Le chronicœur, pour sa 33e Grande Boucle, a écrit à plusieurs reprises cette année que l’épopée, qui fut jadis une épreuve d’endurance de l’extrême, venait d’enfoncer les frontières d’une toute nouvelle dimension à la fois fascinante et inquiétante. Celle d’un exercice de résistance soumis à l’intensité sélective absolue, du kilomètre zéro à la ligne d’arrivée, chaque jour recommencé. Un tourbillon frénétique qui justifie, pour une part, l’état exsangue du peloton après tant de batailles surdimensionnées et de luttes cadencées à un rythme infernal. Preuve, la vitesse moyenne de l’épreuve est la plus élevée de tous les temps, au-delà des 42 km/h cette année. Une forme de «cyclisme total» auquel il convient de sacrifier, sous peine de jouer les seconds rôles, ou pire, de se retrouver exclu de cette danse macabre aux prouesses physiques permanentes. Vingegaard lui-même, dans la blancheur de la voix, le racontait mieux que quiconque, samedi soir, après le triomphe de sa formation dans le chrono de Rocamadour et la victoire de Wout Van Aert: «Je suis fier de l’équipe, de la manière dont on a bossé, tous mes équipiers ont été extraordinaires. Nous sommes venus avec des objectifs forts, mais gagner six étapes, le maillot jaune, le maillot vert, et même le maillot à pois, je pense qu’on n’aurait pas pu rêver mieux.»

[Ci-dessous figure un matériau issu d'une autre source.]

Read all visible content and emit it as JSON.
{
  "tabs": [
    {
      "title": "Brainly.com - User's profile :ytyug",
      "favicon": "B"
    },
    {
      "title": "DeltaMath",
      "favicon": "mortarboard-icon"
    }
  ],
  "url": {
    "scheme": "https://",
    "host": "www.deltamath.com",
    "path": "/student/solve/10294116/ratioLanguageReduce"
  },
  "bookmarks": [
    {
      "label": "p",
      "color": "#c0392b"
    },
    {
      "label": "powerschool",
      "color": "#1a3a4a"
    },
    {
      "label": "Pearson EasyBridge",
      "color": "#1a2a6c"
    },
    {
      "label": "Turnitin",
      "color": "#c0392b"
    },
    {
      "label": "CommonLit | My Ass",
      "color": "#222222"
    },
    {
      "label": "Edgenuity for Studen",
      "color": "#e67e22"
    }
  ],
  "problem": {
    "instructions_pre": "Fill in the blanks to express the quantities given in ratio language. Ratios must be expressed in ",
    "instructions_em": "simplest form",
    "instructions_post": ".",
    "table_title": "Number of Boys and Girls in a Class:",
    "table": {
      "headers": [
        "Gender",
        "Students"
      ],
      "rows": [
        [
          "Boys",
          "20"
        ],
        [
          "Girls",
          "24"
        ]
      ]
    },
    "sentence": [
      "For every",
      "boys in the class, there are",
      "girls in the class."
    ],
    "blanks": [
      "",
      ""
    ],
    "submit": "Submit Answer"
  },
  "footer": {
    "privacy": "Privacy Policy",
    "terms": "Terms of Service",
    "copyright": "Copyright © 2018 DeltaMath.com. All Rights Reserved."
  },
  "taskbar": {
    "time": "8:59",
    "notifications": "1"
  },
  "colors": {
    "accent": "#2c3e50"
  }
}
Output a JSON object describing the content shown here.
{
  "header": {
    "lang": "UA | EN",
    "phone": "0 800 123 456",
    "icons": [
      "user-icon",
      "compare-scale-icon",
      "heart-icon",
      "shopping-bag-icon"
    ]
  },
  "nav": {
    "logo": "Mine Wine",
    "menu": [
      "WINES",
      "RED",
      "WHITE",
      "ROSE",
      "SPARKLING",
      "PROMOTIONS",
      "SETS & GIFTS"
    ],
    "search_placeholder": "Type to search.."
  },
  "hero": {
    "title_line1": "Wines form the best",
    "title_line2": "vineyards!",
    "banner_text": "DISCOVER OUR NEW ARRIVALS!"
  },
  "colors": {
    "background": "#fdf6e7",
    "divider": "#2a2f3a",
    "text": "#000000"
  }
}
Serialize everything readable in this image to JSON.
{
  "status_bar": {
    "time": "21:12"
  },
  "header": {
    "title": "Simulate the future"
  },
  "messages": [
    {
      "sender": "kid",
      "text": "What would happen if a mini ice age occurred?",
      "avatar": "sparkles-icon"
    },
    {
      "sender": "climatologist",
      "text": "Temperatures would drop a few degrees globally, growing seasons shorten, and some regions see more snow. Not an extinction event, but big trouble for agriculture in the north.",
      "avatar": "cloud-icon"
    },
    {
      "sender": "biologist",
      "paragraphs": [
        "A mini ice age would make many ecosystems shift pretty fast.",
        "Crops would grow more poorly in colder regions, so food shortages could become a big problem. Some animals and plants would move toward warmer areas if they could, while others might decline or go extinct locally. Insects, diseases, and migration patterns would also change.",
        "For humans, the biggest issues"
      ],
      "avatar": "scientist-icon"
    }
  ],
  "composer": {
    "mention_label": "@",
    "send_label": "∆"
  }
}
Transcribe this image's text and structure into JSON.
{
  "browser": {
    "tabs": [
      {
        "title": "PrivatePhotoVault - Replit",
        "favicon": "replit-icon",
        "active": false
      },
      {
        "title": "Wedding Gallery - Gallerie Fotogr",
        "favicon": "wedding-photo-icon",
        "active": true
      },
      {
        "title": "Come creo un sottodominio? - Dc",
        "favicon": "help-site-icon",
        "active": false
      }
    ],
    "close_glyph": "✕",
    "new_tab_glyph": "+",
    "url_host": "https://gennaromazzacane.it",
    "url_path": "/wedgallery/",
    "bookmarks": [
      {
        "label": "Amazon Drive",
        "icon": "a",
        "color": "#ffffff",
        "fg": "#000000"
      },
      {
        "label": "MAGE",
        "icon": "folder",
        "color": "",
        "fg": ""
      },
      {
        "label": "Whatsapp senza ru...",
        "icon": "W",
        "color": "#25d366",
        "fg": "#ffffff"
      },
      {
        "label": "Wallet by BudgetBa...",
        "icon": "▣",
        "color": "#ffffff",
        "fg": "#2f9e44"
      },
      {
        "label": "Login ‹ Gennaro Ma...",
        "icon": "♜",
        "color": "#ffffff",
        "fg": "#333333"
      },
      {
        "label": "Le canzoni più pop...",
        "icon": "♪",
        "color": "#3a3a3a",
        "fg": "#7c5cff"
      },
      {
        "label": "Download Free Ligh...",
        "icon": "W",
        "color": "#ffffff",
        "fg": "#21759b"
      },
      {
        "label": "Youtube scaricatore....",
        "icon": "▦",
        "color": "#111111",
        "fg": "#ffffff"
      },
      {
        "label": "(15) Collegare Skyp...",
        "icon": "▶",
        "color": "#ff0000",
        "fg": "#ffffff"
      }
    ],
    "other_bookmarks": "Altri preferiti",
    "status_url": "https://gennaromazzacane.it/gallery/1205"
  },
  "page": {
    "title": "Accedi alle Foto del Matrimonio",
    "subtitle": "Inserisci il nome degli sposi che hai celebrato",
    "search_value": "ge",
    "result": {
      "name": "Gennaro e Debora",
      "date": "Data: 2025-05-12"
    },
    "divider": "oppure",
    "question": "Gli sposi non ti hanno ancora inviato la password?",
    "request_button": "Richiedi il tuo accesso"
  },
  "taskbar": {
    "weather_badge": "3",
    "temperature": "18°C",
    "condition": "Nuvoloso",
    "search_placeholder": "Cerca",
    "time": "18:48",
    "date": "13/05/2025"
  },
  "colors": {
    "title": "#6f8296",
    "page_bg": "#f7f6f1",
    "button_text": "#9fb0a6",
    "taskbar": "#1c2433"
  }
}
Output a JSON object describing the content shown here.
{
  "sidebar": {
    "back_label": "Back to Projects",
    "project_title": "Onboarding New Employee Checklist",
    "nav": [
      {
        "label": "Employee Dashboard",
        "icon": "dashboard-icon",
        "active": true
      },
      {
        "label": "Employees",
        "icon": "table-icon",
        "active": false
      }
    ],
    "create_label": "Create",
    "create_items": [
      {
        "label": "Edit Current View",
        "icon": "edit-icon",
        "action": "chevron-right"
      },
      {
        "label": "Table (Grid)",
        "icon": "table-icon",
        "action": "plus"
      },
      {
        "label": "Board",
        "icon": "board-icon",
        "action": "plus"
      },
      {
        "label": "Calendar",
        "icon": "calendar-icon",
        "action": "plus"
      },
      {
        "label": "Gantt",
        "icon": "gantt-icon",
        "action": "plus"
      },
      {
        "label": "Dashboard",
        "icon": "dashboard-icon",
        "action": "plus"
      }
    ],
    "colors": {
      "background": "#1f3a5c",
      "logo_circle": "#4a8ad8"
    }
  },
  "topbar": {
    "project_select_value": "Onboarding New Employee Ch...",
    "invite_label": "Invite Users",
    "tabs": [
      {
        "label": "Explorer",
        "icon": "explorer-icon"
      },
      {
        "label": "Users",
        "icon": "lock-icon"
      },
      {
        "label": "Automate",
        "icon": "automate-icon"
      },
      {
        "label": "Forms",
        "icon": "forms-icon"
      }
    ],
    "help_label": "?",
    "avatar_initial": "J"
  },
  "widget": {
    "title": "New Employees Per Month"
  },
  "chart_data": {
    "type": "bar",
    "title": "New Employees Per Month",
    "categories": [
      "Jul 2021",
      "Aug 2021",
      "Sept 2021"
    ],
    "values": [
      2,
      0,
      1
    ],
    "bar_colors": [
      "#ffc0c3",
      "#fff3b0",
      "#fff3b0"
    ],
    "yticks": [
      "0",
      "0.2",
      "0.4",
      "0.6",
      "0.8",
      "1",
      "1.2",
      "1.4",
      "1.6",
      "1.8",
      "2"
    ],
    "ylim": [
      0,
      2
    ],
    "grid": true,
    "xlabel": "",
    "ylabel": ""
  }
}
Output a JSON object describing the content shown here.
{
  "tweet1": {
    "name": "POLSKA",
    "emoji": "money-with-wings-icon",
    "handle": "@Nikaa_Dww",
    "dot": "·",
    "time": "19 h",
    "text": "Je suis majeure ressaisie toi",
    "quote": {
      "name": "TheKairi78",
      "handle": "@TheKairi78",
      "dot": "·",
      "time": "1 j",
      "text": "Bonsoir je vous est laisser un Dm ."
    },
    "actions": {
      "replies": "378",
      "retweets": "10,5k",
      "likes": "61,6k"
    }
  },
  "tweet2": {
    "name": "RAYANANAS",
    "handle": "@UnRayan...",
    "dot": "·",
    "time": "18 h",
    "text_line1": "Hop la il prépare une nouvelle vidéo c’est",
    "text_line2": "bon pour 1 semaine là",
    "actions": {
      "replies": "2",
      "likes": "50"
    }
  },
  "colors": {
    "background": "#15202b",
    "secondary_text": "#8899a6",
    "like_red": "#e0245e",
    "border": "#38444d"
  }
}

Derrière la fadeur mécanique des mots préparés comme autant d’«éléments de langage» par la pléthore des «conseillers en communication» qui pullulent dans les grandes équipes désormais, se cache l’essentiel. Dans le prolongement des performances «extraordinaires» des Jumbo, Vingegaard évoque le verbe «rêver». L’un des ferments du Tour, qui ne se vit réellement qu’en mode onirique pour peu qu’on accorde encore de l’importance au romantisme mû par la souffrance séculaire des Géants. Prenons conscience du changement. Même le jeune «prodige» de 23 ans Tadej Pogacar, perdant magnifique et toujours sur la brèche afin d’honorer les «plaisirs» insouciants de la course «à l’ancienne», nous parut dépassé par les événements et la puissance collective des Jumbo. Qui eût cru cette réalité possible trois semaines en arrière, alors que, d’évidence, et en grande partie grâce au Slovène, nous avons vécu l’un des plus beaux Tours depuis des lustres?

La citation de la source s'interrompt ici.